What makes college football a transcendent sport, though, are the moments when players who aren’t just auditioning for Sundays step up; when an Appalachian State stuns a Michigan or a Kick Six turns an entire state inside out; when the joy is spontaneous, not choreographed and branded with a Home Depot logo. Those are the moments that bring college football fans back year after year, long after they’ve graduated, grown and shipped their own kids off to the ol’ alma mater.
If you’ve never been to an on-campus tailgate the morning before a big game, pre-noon drink in your hand and meat on the grill, the sound of a distant college band carrying through the autumn air, you simply must. This season, if at all possible. But be very careful … it’s addictive, the tailgate life, and you’ll spend every year making lists of famous stadiums you need to visit, and counting down the days until fall rolls around again, and college football with it.
Next year, and in the future, college football will still exist, of course. For many schools, it will even continue to thrive. An entire Harvard Business School symposium’s worth of shareholder-obsessed executives, billable-hours attorneys and short-term-horizon consultants couldn’t dim the passion that is Auburn-Alabama or Ohio State-Michigan.
But college football’s regional alliances are gone, and they’re not coming back.

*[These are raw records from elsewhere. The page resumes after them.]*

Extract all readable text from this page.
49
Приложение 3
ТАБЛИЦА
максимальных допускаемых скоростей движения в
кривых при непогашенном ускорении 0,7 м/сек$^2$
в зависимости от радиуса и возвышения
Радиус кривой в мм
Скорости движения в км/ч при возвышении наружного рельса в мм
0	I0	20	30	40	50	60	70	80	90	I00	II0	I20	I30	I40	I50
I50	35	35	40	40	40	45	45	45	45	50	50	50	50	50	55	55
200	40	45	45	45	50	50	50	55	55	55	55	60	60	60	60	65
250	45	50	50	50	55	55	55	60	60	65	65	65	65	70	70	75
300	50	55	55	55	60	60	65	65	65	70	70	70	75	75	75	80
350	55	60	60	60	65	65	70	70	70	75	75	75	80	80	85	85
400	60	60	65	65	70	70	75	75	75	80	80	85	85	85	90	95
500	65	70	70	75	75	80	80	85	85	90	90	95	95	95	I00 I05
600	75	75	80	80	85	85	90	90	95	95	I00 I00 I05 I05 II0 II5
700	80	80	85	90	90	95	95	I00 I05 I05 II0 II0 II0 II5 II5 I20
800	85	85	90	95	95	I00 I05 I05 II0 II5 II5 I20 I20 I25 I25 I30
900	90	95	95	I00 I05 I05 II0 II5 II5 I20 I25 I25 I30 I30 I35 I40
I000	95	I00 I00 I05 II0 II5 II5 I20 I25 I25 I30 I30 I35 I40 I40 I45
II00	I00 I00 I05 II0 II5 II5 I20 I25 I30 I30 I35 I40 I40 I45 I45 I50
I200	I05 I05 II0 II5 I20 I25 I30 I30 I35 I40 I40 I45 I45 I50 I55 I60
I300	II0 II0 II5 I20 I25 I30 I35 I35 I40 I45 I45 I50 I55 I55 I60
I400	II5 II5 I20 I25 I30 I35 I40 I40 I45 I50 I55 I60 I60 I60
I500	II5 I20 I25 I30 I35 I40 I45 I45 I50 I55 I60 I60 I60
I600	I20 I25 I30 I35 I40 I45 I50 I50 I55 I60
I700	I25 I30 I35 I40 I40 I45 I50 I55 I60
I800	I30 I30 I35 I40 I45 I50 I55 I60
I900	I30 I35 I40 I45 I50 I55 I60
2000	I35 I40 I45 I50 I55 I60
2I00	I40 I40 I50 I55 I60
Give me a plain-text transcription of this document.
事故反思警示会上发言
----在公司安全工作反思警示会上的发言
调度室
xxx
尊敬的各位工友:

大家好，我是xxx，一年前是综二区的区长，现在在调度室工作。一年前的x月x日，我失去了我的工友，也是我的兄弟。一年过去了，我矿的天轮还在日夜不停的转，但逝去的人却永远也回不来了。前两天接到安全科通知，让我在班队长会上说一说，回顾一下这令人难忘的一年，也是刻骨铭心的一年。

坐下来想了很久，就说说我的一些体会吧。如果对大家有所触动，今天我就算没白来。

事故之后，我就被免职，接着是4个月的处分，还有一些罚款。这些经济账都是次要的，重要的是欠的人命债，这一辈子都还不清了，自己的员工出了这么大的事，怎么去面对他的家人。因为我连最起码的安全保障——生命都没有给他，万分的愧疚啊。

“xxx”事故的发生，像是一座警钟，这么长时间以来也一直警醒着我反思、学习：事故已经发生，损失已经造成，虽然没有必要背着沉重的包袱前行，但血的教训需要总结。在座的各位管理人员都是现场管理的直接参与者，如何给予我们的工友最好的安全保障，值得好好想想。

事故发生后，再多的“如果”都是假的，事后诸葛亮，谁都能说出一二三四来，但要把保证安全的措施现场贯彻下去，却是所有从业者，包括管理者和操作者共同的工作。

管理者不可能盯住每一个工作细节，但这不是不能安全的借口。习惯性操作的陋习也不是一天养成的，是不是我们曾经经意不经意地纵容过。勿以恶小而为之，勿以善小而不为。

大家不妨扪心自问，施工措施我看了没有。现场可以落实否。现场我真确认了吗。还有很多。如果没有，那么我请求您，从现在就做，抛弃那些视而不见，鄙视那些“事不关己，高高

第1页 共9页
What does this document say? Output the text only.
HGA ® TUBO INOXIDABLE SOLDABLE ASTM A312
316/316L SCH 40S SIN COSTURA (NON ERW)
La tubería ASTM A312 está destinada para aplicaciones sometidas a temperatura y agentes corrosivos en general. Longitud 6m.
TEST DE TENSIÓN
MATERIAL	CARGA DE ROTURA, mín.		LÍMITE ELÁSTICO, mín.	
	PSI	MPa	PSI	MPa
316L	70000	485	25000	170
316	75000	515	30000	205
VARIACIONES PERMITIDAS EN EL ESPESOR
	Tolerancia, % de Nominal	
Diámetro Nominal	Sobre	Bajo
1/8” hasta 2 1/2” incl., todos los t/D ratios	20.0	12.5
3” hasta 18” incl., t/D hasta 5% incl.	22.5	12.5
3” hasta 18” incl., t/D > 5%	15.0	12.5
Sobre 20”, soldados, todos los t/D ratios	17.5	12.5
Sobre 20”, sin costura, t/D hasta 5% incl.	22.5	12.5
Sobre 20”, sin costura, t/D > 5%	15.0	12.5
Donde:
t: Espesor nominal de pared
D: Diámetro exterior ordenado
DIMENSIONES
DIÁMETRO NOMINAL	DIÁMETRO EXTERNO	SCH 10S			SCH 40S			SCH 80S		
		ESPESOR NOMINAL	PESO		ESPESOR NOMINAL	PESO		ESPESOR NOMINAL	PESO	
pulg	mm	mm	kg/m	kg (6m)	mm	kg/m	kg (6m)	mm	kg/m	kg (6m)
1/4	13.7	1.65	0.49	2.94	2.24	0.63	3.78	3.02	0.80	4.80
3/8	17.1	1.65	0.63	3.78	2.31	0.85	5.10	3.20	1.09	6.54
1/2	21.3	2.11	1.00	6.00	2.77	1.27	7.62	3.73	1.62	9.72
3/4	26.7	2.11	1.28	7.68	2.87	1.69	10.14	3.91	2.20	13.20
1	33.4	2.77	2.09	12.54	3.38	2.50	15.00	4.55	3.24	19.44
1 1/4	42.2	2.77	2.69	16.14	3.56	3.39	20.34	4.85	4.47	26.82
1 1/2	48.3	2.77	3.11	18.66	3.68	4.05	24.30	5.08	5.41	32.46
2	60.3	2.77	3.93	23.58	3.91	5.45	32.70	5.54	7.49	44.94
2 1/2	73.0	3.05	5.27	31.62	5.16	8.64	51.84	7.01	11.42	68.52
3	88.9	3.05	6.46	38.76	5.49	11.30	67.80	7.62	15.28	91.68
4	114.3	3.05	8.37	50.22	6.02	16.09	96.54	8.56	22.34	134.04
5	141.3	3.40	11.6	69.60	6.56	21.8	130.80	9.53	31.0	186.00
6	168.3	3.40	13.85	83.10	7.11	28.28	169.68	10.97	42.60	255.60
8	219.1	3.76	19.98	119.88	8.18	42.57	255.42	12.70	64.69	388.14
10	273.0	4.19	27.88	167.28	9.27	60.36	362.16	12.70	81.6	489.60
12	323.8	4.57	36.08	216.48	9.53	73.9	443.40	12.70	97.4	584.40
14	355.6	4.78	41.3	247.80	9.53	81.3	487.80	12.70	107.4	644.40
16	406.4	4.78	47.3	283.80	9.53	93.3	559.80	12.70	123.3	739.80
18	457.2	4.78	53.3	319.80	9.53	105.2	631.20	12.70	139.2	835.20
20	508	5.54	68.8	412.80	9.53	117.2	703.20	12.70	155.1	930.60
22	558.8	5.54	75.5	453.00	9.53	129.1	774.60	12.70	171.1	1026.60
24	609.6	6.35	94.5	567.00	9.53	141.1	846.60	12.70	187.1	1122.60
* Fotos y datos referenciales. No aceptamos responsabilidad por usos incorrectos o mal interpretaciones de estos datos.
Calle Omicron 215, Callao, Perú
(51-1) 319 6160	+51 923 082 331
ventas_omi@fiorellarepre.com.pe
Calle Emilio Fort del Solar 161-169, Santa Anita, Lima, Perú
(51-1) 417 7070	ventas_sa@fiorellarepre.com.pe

A new mercenary framework is upon us, and realignment will only turn uglier and more divisive from here. Schools like Indiana, Northwestern, Kansas State, Vanderbilt and other conference backbenchers ought to pay close attention to how Washington State and Oregon State got abandoned like unpopular kids in a game of hide-n-seek. Clemson and Florida State have complained about not getting their fair share of ACC revenue for years. How long before the remaining major conferences take that one step further and decide that splitting TV money 12 or 14 ways is a lot more profitable than splitting it 18 or 20 ways? The door that leads into the ballroom where the big conferences dance leads right back out of it, too.
Enjoy it all, this 2023 college football season. We won’t see anything quite like it again.